Ma a fare la differenza, si sa, sono le sfumature. Andiamo allora a capire cosa è stato chiesto esattamente nel sondaggio e le reazioni di cittadine e cittadini di diversi Paesi.
Preoccupazioni ed eco-ansia
Quello della crisi climatica, e dei suoi effetti che possono tradursi, tra le altre cose, in fenomeni metereologici estremi, è già un problema che riguarda molte aree del nostro Pianeta: basti pensare ai migranti climatici, costretti a spostarsi internamente al loro Paese o fuori da esso a causa di diversi fattori climatici, ma non serve andare così lontano, le alluvioni e gli stati di siccità che sempre più spesso scuotono il nostro Paese sono sintomi di una realtà che con insistenza ci bussa alla porta.
Non c’è bisogno di dire però, che questi non sono gli unici problemi gravosi che le persone di tutto il mondo si trovano ad affrontare ogni giorno, e allora capire quanto ognuno di noi pensi alla crisi climatica assume un valore ancora maggiore. A livello globale, il 56% delle persone ha dichiarato di pensarci regolarmente, cioè quotidianamente o settimanalmente, compreso circa il 63% di coloro che vivono nei cosiddetti Paesi meno sviluppati (PMS), cioè quei Paesi a basso reddito che si trovano ad affrontare gravi ostacoli strutturali allo sviluppo sostenibile.
E più si va avanti, più la consapevolezza aumenta: più della metà delle persone a livello globale ha infatti dichiarato di essere più preoccupata rispetto allo scorso anno per i cambiamenti climatici (53%), con una preoccupazione maggiore per chi vive nei Paesi meno sviluppati (59%). La consapevolezza, ed i relativi timori, sono maggiori anche nei nove Stati insulari in via di sviluppo (SIDS dall’inglese Small Island Developing States) censiti – Barbados, Le Comore,La Repubblica Dominicana,le isole Figi, Haiti, Samoa,Papua Nuova Guinea,Vanuatu e le Isole Salomone – cioè alcuni tra gli Stati insulari che sono particolarmente vulnerabili all’aumento delle temperature globali: ben il 71% ha dichiarato di essere più preoccupato rispetto all’anno scorso per i cambiamenti climatici.

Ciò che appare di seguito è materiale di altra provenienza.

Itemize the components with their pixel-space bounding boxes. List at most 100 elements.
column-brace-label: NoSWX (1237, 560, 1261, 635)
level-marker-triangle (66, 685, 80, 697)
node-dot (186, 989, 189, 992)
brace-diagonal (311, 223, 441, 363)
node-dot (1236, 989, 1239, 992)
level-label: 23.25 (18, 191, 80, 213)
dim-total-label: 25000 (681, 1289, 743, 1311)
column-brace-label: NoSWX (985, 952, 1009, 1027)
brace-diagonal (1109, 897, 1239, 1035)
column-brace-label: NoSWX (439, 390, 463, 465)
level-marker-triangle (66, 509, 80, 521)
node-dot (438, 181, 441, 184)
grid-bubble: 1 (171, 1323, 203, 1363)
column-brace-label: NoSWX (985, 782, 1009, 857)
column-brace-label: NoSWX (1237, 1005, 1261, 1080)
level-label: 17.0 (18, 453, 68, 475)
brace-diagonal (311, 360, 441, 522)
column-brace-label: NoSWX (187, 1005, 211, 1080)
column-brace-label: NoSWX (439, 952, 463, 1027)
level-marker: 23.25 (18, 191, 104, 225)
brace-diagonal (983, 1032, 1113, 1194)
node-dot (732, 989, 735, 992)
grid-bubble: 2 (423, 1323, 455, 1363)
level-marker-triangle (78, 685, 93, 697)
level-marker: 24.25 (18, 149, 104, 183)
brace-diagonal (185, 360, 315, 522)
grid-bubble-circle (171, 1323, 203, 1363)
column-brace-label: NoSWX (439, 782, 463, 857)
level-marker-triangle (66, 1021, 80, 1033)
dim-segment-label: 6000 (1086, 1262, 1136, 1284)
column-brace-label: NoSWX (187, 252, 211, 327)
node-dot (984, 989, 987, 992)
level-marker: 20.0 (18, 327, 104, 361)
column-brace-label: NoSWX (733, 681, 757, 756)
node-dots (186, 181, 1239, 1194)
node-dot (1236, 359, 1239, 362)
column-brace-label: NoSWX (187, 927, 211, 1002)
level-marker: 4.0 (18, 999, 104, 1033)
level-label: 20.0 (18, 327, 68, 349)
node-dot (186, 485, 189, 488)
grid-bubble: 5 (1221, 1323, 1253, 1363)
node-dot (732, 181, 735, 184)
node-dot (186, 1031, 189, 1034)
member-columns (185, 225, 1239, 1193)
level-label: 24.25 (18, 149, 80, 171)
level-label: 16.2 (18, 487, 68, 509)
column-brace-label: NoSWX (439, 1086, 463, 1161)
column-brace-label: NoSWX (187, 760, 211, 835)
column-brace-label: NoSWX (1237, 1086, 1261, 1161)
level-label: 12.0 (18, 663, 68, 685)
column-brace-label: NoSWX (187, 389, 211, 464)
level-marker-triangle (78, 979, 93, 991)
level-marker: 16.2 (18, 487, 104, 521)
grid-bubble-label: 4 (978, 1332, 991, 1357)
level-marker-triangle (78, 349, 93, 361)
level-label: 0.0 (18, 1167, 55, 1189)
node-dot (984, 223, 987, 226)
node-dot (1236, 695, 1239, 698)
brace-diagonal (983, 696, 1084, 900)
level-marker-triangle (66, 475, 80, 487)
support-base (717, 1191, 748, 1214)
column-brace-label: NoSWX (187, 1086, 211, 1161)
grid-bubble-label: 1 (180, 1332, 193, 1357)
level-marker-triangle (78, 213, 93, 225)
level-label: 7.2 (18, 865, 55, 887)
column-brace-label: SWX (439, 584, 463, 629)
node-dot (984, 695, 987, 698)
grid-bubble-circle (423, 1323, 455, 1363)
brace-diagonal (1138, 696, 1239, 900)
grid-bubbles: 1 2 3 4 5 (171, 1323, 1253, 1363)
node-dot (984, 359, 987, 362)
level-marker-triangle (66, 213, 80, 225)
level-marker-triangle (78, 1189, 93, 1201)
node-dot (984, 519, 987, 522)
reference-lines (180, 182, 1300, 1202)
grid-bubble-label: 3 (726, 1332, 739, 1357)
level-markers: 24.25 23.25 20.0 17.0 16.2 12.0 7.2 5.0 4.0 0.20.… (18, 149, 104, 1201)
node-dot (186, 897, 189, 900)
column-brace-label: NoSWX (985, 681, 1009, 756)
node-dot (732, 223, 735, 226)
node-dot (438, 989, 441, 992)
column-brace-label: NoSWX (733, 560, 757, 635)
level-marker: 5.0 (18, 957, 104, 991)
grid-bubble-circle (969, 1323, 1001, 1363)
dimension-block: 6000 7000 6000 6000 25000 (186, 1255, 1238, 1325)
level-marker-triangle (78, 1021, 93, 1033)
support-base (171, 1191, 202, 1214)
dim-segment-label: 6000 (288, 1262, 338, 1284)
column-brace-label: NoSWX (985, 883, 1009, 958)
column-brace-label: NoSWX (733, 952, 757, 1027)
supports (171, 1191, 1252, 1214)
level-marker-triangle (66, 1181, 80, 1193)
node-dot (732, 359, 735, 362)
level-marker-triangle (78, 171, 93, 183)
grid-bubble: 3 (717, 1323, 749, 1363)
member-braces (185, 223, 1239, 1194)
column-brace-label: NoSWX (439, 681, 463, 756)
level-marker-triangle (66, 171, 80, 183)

Il 69% delle persone a livello globale ha poi dichiarato che le loro decisioni importanti, come la scelta di dove vivere o lavorare, sono influenzate dai cambiamenti climatici. La percentuale è più alta nei Paesi meno sviluppati (74%), e notevolmente più bassa in Europa occidentale e settentrionale (52%) e in America settentrionale (42%).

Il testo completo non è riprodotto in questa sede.